Deus ama infinitamente seus filhos. E não só os filhos. Ama “o mundo”, isto é, tudo o que ele criou, porque esse Pai sabe que tudo o que ele fez é bom; tudo o que existe, de certo modo, “saiu de Deus”, o Criador.
Vendo que seu mundo está “se estragando”, vendo que seus filhos estão se perdendo, o Pai, cheio de amor, quer nos salvar. Deseja devolver à sua criação aquela beleza e bondade com que ele a criou. Seu projeto de salvação é simples.
“Deus amou o mundo tanto, que deu o seu único Filho, para que todo aquele que nele crer não morra, mas tenha a vida eterna” (Jo 3,16).
O Deus de Jesus Cristo é o Deus Pai que envia o Filho para salvar o mundo. Não tem nada que ver com aquelas caricaturas de Deus que, muitas vezes, vemos por aí: um Deus severo, castigador; um Deus comerciante, cobrador; um Deus pronto-socorro para resolver nossos problemas imediatos.
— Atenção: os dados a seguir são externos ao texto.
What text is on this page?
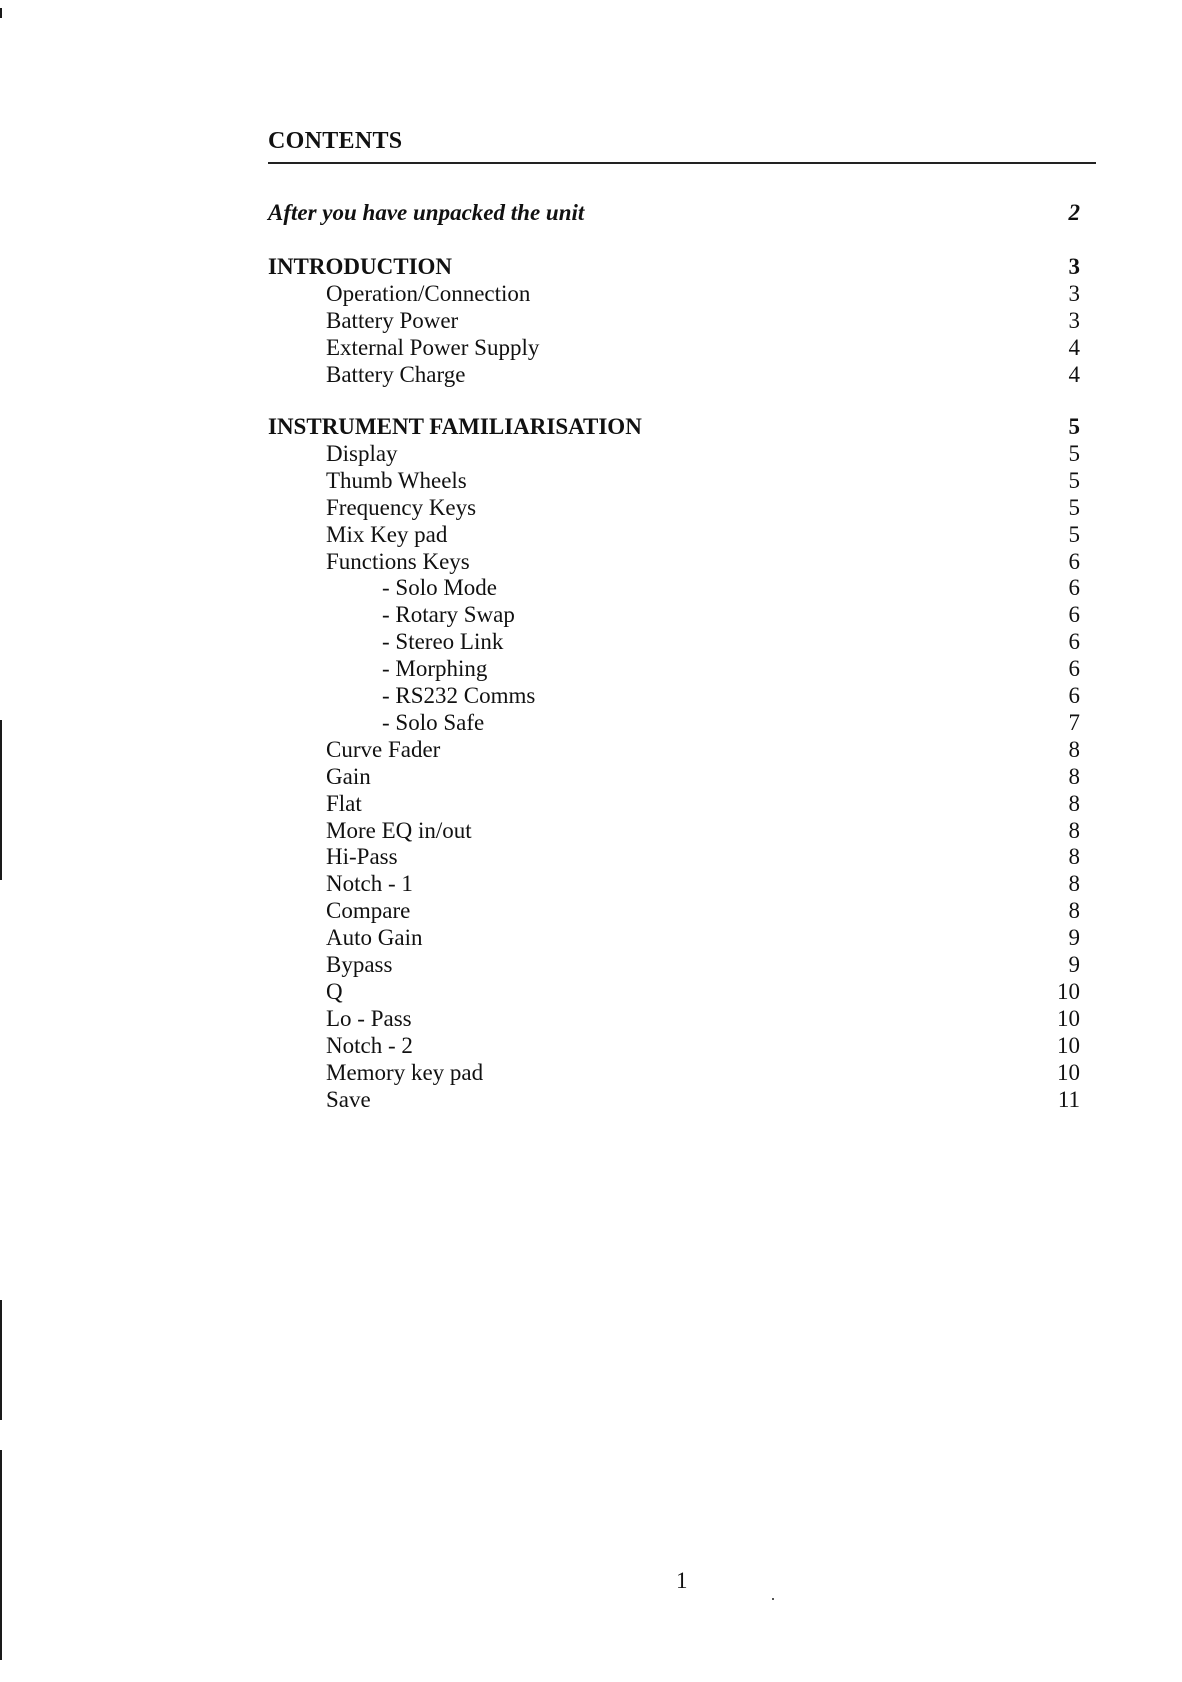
CONTENTS
After you have unpacked the unit	2
INTRODUCTION	3
Operation/Connection	3
Battery Power	3
External Power Supply	4
Battery Charge	4
INSTRUMENT FAMILIARISATION	5
Display	5
Thumb Wheels	5
Frequency Keys	5
Mix Key pad	5
Functions Keys	6
- Solo Mode	6
- Rotary Swap	6
- Stereo Link	6
- Morphing	6
- RS232 Comms	6
- Solo Safe	7
Curve Fader	8
Gain	8
Flat	8
More EQ in/out	8
Hi-Pass	8
Notch - 1	8
Compare	8
Auto Gain	9
Bypass	9
Q	10
Lo - Pass	10
Notch - 2	10
Memory key pad	10
Save	11
1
O Deus de Jesus Cristo é um Pai que ama. Por isso ele não se isola no seu céu, mas se comunica, se interessa por nós, seus filhos e filhas.
Em Jesus Cristo, Deus vem ao nosso encontro. E o Espírito Santo... onde fica? Em Jesus Cristo, o Espírito Santo de Deus vem habitar em nossas vidas, tornando-nos Templos do Espírito de Deus, através do Batismo. É o encontro mais íntimo que podemos ter com Deus, no fato dele habitar nossas vidas, dele fazer morada em nossa existência humana.
O Espírito Santo é a presença do Amor. Quando amamos e quando nos deixamos amar, o Espírito do Amor, o Espírito Santo está presente. Nós sentimos sua presença, mesmo quando não sabemos defini-la. Presença de Deus! O Espírito Santo está presente quando deixamos de lado todos os fechamentos, os esquemas preestabelecidos, as ideologias, os preconceitos, os dogmatismos... pois, “o Espírito sopra onde quer”.
Por fim, festejando hoje a solenidade da Santíssima Trindade, devemos reconhecer que Deus é muito mais do que conseguimos dizer dele. E quando o chamamos de “Santíssima Trindade”, afirmamos que Deus é um mistério, não um mistério simplesmente incompreensível, mas um mistério de amor. Amor não se explica e não se define, simplesmente se ama. O que sabemos, e disso temos certeza, a Trindade tem muito a ver com a nossa vida, da vivência do amor.
Atravessamos, atualmente, um momento muito difícil da história humana. Diariamente, encontramos na mídia uma avalancha de estatísticas, de previsões econômicas e muitos conselhos em nome da “ciência”. Fazemos muitos sacrifícios pessoais para cuidar da saúde e salvar vidas humanas. Sujeitamo-nos a muitas renúncias em favor do bem daqueles que são mais vulneráveis e do bem comum que é a saúde. Muitas pessoas vivem isoladas por causa da difusão da pandemia da Covid-19.
O que podemos aprender de tudo o que está acontecendo? Deus nos convida a considerar sabiamente tudo aquilo que está acontecendo e a avaliar as escolhas que fizemos até agora e queremos fazer no futuro. Aprendamos importantes lições de vida desta crise causada pela Covid-19. Esses dias de isolamento podem ser uma oportunidade para crescer no amor a Deus e adquirir maior consciência de nós mesmos e capacidade de avaliar a nossa vida em relação a Deus e aos outros. Deus que sempre se manifestou na história humana, hoje continua se manifestando através de nossas atitudes de fraternidade, solidariedade e amor.
Sei que, de fato, temos muita dificuldade em entender o mistério da Santíssima Trindade. Sabem por quê? Porque ainda não conseguimos encarnar, completamente, o amor de Deus em nossa vida.